I could lie and keep the conversation completely surface and safe, but he just gave me a wide open door for so much more than that. I decide to inch my toe over the threshold. “No,” I say carefully. “It’s actually not for school. It’s a lot more . . . important than that. I mean, it could be.”
“Yeah?” He wipes down the spotless counter. I decide to go for it.
“You know that billboard at the edge of town? With the two kids who disappeared a long time ago?” He seems to tense, just slightly, but it passes quickly and I wonder if I imagined it.
“Sure,” he answers. He ducks below the counter, comes back up with two packages of paper coffee cups even though the stacks already tower far above the register.

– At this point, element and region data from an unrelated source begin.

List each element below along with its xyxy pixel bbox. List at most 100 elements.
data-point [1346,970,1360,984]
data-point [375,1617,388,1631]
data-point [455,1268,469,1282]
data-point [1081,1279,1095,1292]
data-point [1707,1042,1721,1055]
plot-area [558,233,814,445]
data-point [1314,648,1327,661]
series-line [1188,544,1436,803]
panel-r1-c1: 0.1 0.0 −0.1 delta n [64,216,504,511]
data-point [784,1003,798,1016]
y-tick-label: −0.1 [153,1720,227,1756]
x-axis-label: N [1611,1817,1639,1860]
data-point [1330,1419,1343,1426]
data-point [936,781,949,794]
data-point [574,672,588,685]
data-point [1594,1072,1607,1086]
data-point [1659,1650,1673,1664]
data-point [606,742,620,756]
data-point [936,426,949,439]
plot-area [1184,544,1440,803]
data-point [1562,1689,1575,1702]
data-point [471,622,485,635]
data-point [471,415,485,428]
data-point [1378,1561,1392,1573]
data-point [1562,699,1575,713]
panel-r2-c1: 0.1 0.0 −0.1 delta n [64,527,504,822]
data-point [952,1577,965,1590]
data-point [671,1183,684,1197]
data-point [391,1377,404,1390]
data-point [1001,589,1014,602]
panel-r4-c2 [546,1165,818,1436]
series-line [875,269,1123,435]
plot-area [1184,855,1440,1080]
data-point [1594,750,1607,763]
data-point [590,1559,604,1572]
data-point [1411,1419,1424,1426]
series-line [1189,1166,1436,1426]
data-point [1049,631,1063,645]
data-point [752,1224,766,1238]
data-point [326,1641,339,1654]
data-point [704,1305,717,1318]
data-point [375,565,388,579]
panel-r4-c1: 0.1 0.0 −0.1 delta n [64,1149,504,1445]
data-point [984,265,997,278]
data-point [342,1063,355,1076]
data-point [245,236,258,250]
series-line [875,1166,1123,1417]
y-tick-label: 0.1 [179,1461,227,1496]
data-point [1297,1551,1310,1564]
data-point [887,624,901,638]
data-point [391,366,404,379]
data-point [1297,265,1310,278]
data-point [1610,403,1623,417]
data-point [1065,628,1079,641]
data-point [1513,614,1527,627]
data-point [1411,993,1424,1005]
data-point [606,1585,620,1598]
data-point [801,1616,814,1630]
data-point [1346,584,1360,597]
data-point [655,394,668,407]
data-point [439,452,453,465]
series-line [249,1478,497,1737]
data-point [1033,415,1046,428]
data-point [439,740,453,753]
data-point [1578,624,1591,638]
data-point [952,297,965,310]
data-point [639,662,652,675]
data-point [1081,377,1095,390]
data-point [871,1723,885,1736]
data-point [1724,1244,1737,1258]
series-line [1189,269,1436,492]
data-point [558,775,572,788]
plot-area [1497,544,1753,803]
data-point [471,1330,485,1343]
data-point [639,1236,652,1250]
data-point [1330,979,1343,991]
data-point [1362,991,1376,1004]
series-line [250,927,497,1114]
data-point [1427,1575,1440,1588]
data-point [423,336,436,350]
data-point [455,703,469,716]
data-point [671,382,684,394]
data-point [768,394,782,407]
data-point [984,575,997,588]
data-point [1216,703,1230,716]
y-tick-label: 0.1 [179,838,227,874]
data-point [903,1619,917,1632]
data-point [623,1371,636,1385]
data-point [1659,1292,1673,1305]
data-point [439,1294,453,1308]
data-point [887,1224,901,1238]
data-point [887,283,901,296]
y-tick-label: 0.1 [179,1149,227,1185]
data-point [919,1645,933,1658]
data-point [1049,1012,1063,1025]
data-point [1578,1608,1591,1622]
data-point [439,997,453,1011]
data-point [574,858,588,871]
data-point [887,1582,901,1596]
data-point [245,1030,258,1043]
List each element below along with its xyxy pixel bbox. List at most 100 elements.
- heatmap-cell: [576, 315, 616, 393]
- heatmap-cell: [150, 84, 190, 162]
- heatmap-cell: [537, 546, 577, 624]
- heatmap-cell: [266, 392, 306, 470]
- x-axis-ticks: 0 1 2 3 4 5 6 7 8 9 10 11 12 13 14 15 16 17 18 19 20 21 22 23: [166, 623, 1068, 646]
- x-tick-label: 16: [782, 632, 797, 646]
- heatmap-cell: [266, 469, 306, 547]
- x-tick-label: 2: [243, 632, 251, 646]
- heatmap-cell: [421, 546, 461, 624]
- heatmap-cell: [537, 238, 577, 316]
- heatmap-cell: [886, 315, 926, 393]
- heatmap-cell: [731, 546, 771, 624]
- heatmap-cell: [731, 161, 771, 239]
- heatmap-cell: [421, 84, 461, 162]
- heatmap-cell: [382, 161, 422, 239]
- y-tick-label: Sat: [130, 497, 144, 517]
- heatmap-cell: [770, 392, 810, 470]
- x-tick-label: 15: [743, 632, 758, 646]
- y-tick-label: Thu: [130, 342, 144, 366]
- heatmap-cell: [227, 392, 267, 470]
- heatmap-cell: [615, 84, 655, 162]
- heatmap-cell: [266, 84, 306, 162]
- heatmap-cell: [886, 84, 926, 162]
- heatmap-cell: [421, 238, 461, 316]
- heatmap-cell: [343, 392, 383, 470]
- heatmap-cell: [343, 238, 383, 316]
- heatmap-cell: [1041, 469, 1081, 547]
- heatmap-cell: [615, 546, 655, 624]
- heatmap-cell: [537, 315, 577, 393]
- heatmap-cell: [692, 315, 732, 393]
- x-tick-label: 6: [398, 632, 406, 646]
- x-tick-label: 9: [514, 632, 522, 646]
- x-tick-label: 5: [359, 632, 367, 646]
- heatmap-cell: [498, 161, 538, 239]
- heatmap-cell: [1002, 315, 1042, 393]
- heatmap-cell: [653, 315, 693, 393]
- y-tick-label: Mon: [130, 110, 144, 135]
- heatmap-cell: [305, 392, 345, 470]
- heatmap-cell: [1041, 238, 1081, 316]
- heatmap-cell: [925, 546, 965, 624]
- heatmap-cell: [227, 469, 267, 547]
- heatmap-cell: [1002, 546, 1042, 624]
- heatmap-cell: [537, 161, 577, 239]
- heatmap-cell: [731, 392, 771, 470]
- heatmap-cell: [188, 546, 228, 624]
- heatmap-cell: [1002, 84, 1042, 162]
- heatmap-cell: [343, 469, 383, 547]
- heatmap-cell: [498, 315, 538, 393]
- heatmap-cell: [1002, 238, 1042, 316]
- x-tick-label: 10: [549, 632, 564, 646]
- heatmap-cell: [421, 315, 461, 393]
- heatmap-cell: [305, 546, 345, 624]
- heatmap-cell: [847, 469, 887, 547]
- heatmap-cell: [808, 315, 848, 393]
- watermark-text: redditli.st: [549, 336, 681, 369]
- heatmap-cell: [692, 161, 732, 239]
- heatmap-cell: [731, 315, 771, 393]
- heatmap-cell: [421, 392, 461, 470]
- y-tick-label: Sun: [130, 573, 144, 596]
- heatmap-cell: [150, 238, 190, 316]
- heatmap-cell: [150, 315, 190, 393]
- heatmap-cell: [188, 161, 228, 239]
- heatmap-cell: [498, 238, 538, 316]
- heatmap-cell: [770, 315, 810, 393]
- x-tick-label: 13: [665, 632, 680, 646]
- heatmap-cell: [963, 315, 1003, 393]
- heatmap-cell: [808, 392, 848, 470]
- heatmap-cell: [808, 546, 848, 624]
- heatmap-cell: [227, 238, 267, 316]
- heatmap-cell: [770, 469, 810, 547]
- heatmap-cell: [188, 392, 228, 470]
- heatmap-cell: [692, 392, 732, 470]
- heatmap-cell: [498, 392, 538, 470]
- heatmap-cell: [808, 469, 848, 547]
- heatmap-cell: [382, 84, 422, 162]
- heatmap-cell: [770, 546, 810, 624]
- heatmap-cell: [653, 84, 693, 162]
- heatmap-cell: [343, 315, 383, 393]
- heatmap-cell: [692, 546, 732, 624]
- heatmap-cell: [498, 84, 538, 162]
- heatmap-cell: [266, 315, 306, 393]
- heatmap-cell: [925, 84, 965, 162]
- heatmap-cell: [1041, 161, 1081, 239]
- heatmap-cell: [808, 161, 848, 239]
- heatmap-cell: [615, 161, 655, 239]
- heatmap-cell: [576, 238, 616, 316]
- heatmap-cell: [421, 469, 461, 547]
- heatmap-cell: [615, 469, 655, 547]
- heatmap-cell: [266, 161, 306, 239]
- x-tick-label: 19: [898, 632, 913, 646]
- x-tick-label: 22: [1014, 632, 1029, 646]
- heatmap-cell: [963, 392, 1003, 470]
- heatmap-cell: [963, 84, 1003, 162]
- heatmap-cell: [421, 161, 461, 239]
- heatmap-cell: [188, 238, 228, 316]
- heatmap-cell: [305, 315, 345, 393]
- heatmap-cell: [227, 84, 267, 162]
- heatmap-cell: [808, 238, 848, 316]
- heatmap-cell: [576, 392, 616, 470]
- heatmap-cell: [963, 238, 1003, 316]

“Well, the girl—Julianna . . .” I pause and watch as he adds more cups to each stack without looking at me. “She left a journal.” His hands stop moving, hover empty in the air between us. And now his jaw tightens and he avoids my eyes completely.
I take a step forward and lean across the counter so he has no choice but to look at me. “She wrote about a guy in it,” I say, timidly at first. But then I get brave with what I know. “A guy that seems like he could’ve been you a long time ago. Except she called you Orion in her journal. She wrote about the first night you met, and how you made her feel like someone new, and how you swam in McCloud and sketched her on the beach, and kissed her under the stars—”
I stop, shocked at myself. Josh’s face has gone white, and his eyes blink repeatedly in the silence that stretches dangerously tight between us.
The cups he’s stacking topple. If they were glass, they’d go crashing to the ground, shattering and sending shards flying in every direction, which is what it looks like has just happened inside of him.
“You loved her, didn’t you?” My voice is barely above a whisper, and I have no idea where the nerve to say any of this is coming from, but it courses through me strong, like it’s the truth, and as soon as I look at him I know it has to be.
Josh fixes his eyes somewhere beyond me, out the window and maybe all the way back to the past and to Julianna. I wait for him to answer. Bend to pick up the scattered paper cups. Hope that Kat doesn’t walk in at that moment and give away the fact that I’m not the only one who knows. That I didn’t keep their secret.
“She was . . .” Josh clears his throat. “She was one of those people that just kind of shine, you know? Everybody thought so.” He smiles, but the edges of it are tinged with sadness. “She was just . . .” Finally, he looks at me. “Yeah, I loved her. Whatever that means when you’re nineteen years old. From the second I met her I did, but—you already know she wasn’t mine to love. And I don’t think it was mutual.”
The words you’re wrong want so badly to burst out of my mouth, but I hold them back. He’s leaned against the counter, arms crossed over his chest, and is now looking at me like he wants to keep talking. And I want to hear what he has to say.
“She told me that after a little while, and I was so messed up over it I just left town. I had to get out of here. I didn’t tell her I was leaving or bother to say good-bye.” He looks at the cups scattered over the floor. Chews his bottom lip for a moment. “But, um, I came back as soon as I heard. Drove all night long so I could help search and rescue, even though the last thing I wanted was to find her out in the snow or under the ice.”